Médaillé d’argent aux Jeux Olympiques 2000 à Sydney, de bronze aux Championnats d’Europe en 2005, Fred Weis fut un cadre de l’équipe de France de basket durant huit ans, entre 1999 et 2007. L’ancien joueur du Limoges CSP et de Malaga cumule 100 sélections à son compteur. Aujourd’hui retraité, il reste un observateur très avisé du basket français et européen. Il est notre consultant tout au long de cet Eurobasket 2015.
Tout au long de l’Euro, je ne partageais pas vraiment ton optimisme en raison des nombreuses variations de niveau de jeu affichées par l’équipe de France.
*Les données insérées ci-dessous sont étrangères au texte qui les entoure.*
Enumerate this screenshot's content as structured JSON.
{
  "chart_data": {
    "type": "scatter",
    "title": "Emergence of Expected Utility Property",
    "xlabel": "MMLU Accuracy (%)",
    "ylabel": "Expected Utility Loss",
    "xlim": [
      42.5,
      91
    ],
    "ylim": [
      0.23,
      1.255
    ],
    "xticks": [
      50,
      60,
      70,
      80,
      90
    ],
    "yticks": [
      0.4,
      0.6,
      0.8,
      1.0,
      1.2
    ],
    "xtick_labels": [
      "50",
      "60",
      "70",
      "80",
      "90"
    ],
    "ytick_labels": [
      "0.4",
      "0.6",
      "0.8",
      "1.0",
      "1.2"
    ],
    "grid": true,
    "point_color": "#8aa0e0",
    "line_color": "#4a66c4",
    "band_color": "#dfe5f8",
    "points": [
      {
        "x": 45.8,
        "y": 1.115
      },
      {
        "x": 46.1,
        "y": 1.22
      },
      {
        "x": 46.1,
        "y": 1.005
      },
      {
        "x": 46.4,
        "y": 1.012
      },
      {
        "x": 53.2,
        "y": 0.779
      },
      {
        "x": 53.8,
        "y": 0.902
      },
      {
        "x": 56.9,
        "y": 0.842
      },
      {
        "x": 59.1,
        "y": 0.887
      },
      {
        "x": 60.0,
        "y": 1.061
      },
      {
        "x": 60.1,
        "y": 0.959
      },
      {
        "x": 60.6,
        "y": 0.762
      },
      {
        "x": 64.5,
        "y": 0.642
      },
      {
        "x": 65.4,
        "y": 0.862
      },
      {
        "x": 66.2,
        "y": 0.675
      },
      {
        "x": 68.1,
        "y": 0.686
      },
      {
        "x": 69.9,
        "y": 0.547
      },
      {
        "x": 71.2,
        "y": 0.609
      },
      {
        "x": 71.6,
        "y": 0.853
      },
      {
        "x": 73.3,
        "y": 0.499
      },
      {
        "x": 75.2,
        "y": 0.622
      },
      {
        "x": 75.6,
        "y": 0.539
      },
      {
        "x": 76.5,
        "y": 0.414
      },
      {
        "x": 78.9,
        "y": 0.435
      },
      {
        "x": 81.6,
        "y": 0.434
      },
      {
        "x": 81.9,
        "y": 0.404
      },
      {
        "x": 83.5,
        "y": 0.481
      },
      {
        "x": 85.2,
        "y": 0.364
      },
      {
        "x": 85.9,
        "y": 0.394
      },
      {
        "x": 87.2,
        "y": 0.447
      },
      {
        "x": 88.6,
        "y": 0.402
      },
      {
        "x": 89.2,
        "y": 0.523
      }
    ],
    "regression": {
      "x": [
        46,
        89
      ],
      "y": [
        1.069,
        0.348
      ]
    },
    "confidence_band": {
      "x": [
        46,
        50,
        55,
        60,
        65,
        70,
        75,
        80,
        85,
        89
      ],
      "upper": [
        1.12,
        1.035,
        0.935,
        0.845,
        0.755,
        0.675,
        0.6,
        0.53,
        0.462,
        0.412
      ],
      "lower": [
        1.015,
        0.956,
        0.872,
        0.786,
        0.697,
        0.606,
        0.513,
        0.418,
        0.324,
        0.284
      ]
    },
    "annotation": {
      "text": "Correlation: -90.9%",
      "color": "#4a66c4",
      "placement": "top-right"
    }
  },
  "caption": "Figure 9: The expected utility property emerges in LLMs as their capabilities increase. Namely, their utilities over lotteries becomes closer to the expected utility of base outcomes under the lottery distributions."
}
C’était selon moi trop difficile d’activer notre concentration pour un match. Finalement, l’équipe de France a presque réussi à le faire mais il y a eu trois minutes de trop…
Je te rejoins, tu me l’as dit depuis le début de l’Euro. J’ai cru qu’ils allaient nous faire le coup de l’année de leur titre de champion d’Europe en 2013 : commencer un peu lentement et monter en régime dans les matchs les plus difficiles et bien, je me suis trompé, ils n’ont pas été capables de le faire sur ce coup. Donc… voilà… malheur aux vaincus, on n’est pas à la place que l’on espérait.
« On n’a pas fait une prise à deux sur Pau Gasol ! »
Vincent Collet a regretté l’arbitrage. Il y a certes eu des coups de sifflet en notre défaveur mais après tout, c’est le sport. Est-ce que c’est pour toi une explication légitime à notre défaite ?
Honnêtement, je discutais avec Mous Sonko et Makan Dioumassi pendant le match et à la mi-temps, on était tous plutôt contents de l’arbitrage. C’est vrai que cela a un peu changé par la suite mais moi, je suis surtout surpris par beaucoup d’autres choses. Je me demande notamment pourquoi l’on n’a pas tenté une prise à deux sur Pau Gasol, pourquoi sortir Mike Gelabale alors qu’il est en forme, pourquoi on laisse Nando De Colo aussi longtemps sur le banc alors qu’il est en feu ? J’ai plutôt ces interrogations là.
Sur Pau Gasol, il n’y a vraiment eu aucun ajustement défensif.
Un des mecs qui était adroit, c’était Sergio Rodriguez. Il fait certes 6/10 aux tirs mais il est à 1/2 à trois-points, les mecs ne shootent pas ! En toute logique, il y a un mec dans l’équipe qui plante 40 points, alors pourquoi ne pas tenter quelque chose, les mettre au défi sur les tirs et voir ? Je te l’accorde, cela aurait peut-être été pire mais il faut au moins tenter un coup. À un moment, le mec fait presque dix dribbles. Rudy Gobert, aussi fort soit-il défensivement, quand il a un mec qui dribble autant pour s’approcher du panier, c’est difficile à arrêter.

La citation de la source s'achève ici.